I have a process where users can check out our single 5K webinar license and my script will assign it to them at the correct time and remove it when their time is up. My concern is if my process loses track of who had the license assigned so that I can remove it.

What is the most efficient (quickest) way to determine who has the license? The only way I can find to do that is to enumerate all users and check each one’s settings one by one. With over 44k users that could take quite a while.

Is there a better way to look up who has the 5K webinar license? Or even to filter by who has ANY webinar license? Which would be a comparatively much smaller number to look through?

1 Like

Hi @jferguson,

Have you considered subscribing to our User Updated webhook?

This would be triggered each time a license is assigned or removed from a user.

Let me know if this might help,
Will

I have not.

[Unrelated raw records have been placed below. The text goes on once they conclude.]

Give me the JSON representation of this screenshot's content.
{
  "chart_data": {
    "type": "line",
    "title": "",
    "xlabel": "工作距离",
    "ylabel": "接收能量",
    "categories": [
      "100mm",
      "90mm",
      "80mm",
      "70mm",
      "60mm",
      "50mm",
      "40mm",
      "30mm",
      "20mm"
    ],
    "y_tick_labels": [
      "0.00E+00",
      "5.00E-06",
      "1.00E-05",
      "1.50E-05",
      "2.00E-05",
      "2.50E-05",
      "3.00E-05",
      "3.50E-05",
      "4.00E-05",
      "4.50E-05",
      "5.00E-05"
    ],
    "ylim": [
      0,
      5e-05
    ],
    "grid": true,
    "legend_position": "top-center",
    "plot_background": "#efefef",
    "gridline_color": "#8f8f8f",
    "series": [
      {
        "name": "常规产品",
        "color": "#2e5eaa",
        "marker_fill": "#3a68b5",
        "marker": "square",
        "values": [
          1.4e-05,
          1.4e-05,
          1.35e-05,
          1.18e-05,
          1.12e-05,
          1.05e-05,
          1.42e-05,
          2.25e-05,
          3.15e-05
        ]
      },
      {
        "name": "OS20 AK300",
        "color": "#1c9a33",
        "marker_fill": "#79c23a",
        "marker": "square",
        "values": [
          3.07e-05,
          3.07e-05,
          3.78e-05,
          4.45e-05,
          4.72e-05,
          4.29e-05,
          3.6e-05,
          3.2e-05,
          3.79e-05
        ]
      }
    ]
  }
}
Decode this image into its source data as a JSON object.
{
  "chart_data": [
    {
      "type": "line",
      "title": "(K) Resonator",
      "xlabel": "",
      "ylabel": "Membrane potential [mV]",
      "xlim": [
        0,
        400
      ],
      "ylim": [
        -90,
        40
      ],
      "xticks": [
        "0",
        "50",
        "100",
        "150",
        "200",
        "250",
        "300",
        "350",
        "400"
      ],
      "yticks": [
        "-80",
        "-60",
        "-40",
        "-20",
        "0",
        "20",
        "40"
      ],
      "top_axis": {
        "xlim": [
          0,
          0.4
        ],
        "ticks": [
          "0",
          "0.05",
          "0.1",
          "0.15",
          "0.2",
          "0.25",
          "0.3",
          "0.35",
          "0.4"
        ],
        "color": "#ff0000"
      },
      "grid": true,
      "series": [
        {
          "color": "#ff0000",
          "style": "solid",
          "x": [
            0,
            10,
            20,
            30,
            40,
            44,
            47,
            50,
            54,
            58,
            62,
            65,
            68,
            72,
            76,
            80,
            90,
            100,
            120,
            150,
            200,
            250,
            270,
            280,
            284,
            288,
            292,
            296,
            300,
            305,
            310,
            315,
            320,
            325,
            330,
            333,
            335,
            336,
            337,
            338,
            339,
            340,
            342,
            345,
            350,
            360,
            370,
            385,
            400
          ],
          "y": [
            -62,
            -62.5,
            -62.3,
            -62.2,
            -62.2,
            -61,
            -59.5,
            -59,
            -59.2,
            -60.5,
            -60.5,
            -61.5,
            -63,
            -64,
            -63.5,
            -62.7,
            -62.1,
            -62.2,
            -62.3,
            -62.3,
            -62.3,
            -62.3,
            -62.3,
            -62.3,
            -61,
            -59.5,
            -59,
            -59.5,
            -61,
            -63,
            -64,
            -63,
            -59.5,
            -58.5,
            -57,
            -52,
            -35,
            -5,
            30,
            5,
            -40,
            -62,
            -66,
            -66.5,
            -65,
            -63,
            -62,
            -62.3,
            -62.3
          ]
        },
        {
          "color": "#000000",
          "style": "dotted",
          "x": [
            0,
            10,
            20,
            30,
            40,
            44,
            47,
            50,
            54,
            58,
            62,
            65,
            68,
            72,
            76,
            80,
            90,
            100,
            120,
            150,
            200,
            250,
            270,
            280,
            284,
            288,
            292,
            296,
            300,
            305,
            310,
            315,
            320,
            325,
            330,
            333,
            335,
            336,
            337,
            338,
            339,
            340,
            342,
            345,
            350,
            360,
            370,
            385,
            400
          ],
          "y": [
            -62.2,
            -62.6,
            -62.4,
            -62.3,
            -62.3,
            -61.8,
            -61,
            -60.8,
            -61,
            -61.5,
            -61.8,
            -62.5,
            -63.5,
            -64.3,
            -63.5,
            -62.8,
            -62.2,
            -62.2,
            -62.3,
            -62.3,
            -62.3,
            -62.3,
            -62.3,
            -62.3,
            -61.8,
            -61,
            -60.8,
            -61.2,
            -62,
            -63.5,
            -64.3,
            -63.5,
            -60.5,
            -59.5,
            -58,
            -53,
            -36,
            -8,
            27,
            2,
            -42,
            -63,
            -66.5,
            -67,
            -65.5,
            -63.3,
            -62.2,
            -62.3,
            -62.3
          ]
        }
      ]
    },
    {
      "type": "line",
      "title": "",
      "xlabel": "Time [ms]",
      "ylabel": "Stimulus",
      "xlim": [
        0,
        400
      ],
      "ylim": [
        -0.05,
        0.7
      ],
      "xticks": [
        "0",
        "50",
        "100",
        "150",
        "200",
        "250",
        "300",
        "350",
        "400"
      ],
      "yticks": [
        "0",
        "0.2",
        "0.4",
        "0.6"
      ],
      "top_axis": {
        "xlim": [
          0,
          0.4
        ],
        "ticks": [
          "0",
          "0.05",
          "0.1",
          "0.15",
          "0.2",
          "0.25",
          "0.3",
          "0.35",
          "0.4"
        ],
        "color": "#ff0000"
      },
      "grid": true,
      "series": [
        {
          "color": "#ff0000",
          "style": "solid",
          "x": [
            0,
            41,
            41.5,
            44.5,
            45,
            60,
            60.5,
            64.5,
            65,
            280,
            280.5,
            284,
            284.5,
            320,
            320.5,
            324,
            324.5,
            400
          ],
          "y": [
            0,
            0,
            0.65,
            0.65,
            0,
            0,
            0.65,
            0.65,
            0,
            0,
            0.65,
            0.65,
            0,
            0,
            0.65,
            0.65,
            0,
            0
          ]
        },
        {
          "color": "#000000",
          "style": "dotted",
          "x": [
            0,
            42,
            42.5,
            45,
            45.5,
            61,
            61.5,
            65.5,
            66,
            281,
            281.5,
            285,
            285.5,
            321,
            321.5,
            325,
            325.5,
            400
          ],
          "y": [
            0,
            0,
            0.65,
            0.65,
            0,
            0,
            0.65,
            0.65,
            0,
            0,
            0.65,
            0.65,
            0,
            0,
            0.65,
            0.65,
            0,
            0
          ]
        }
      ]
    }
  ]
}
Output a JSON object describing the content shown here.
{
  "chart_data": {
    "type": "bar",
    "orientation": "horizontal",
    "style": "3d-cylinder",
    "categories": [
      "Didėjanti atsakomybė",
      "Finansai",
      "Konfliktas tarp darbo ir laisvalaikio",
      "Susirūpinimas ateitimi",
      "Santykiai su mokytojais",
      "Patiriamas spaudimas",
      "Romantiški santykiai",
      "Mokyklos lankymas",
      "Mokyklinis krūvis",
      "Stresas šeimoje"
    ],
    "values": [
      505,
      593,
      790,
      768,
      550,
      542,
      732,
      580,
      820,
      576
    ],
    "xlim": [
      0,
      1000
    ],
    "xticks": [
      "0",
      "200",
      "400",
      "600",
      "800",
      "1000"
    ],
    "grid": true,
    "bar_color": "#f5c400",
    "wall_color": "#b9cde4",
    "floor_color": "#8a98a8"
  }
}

It seems there’s a lot of infrastructure that needs to be put in place to expose that. Is there no other way to look that up using the regular API?

Hi @jferguson,

You can also query this endpoint directly:

The feature object contains a webinar field which will state whether or not a webinar license is applied to the user.

Thanks!
Will

Yeah. That’s the method I’m trying to get around using. It requires first enumerating every user in the account (~44k) and checking each user. This process takes several hours and is certainly a last resort backup if I absolutely need to find it but with my scheduled process the person’s webinar, who needs it, will be long over.

It’s looking like that’s the best that can be done. I’ll just have to devise a fool proof way of storing who has the license in some external source so I don’t risk losing track of it. If someone manually sets it to someone I’ll just have to resort to the long method. I’m just really surprise that if you try to set the license while someone else has it it takes a millisecond to tell me it’s not available and the only recourse is to script an hours long process to find it. It could simply display who has it along with the error that it’s not available.

Thanks for the suggestions. I’ll make something work.

Hi @jferguson,

Thanks for the reply and the feedback—I can definitely appreciate that there’s room for improving the way in which this information can be queried.

While these endpoints will be your best bet for now, do let us know if you run into any other questions.